If you would like to discuss the matter further do not hesitate to call me.

That's great, for sure. I'm curious if it was formally from the guy you mentioned previously ("John Warburton, head of the Separation Standards Analysis Branch"), or from someone at your FSDO, or... ?

Definitely the sort of letter it would be nice to get a few more examples of.

Option 1, the plane has meet prior RVSM standards and thus is known to be ready to go.


Option 2, the plane had not previously been tested for RVSM and thus it needs to now be shown to meet the performance criteria given in the rule.

Thus the FAA letter explicitly allows for planes that have NOT been RVSM certified to fly in RVSM airspace via option 2.

The FAA has not specified exactly how one demonstrates the performance requirements, but they are fairly simple. One could document by actual flight test that you meet the requirements and then use that as a basis.

There is essentially only one actual performance requirement that is of any significance and that is (a)(2), the stability of the autopilot in smooth air. A simple test is to just fly for a while and document the altitude the autopilot has held during that time.

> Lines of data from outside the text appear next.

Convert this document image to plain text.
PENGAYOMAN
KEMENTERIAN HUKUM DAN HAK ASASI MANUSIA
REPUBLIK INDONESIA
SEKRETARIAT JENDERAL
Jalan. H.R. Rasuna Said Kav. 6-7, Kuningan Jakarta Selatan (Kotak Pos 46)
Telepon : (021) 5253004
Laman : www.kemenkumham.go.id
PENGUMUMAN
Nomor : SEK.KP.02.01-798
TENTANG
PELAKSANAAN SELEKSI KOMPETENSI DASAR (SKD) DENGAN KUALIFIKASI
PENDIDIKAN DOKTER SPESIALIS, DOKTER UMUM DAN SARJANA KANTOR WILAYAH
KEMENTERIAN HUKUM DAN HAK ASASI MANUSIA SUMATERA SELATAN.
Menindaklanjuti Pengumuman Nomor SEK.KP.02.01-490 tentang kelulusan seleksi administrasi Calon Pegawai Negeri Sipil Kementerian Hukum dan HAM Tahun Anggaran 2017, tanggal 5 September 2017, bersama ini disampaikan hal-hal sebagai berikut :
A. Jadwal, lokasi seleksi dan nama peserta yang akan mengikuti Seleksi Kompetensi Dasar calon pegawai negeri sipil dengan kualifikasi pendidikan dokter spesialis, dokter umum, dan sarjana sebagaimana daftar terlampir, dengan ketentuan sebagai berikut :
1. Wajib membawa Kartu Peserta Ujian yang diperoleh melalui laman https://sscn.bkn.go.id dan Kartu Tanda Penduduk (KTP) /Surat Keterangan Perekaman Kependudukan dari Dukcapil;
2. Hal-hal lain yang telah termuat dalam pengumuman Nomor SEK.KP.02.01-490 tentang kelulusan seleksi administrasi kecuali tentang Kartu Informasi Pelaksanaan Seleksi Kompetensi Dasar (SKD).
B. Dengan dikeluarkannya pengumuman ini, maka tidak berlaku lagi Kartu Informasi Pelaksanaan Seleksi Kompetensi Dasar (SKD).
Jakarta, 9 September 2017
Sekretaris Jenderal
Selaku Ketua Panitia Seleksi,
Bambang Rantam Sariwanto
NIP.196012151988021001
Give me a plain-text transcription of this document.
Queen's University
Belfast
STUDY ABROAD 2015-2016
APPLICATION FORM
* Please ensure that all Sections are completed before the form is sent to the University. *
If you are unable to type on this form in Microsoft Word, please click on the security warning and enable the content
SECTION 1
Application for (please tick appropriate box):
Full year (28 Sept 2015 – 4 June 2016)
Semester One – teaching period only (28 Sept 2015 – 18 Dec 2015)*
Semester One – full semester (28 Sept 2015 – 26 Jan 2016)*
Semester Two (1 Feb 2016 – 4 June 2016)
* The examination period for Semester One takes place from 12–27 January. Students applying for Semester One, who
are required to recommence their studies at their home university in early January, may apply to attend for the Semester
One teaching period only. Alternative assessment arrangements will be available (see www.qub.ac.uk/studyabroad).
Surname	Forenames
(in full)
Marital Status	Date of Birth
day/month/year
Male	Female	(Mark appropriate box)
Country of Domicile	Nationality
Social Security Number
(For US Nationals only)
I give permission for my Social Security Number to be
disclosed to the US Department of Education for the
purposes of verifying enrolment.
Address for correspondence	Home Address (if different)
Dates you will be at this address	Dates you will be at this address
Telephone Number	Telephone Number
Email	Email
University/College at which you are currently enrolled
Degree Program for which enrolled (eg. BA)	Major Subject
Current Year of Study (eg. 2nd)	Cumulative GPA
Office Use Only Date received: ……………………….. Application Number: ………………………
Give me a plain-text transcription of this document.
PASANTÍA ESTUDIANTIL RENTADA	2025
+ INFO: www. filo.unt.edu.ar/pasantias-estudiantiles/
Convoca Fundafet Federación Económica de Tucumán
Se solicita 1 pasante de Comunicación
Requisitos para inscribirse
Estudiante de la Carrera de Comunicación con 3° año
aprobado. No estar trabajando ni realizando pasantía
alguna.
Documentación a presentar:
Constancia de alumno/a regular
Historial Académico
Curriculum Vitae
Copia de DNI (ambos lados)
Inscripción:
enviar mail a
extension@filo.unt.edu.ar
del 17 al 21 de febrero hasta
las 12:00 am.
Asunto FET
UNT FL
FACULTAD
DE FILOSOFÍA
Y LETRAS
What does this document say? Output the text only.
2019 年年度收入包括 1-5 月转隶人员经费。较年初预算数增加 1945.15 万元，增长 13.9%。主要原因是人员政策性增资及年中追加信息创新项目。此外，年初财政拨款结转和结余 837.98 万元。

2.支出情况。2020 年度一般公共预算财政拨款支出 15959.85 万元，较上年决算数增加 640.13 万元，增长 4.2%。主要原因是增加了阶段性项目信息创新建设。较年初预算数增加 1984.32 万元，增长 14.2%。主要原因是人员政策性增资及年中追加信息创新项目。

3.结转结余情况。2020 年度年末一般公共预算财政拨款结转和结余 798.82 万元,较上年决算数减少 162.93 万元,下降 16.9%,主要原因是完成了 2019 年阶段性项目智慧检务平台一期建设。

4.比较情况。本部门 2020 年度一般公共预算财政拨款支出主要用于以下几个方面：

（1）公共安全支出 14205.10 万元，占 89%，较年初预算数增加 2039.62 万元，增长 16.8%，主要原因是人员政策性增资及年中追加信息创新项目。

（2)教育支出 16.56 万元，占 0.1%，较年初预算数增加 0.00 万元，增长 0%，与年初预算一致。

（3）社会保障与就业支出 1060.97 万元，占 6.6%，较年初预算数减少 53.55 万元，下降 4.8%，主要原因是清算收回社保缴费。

If you can show the system holds altitude smoothly within +/- 65 ft, that's a pass.

The rest of it is simple stuff: have two altimeters, have an altitude alerter that flags off altitudes, have TCAS II 7.1 (or don't have TCAS II at all), and have a qualified ADS-B out system. Pretty simple really.

Then you go fly and get your ASE report. If the ASE report passes, and you documented the rest of the criteria, that works.

Mike C.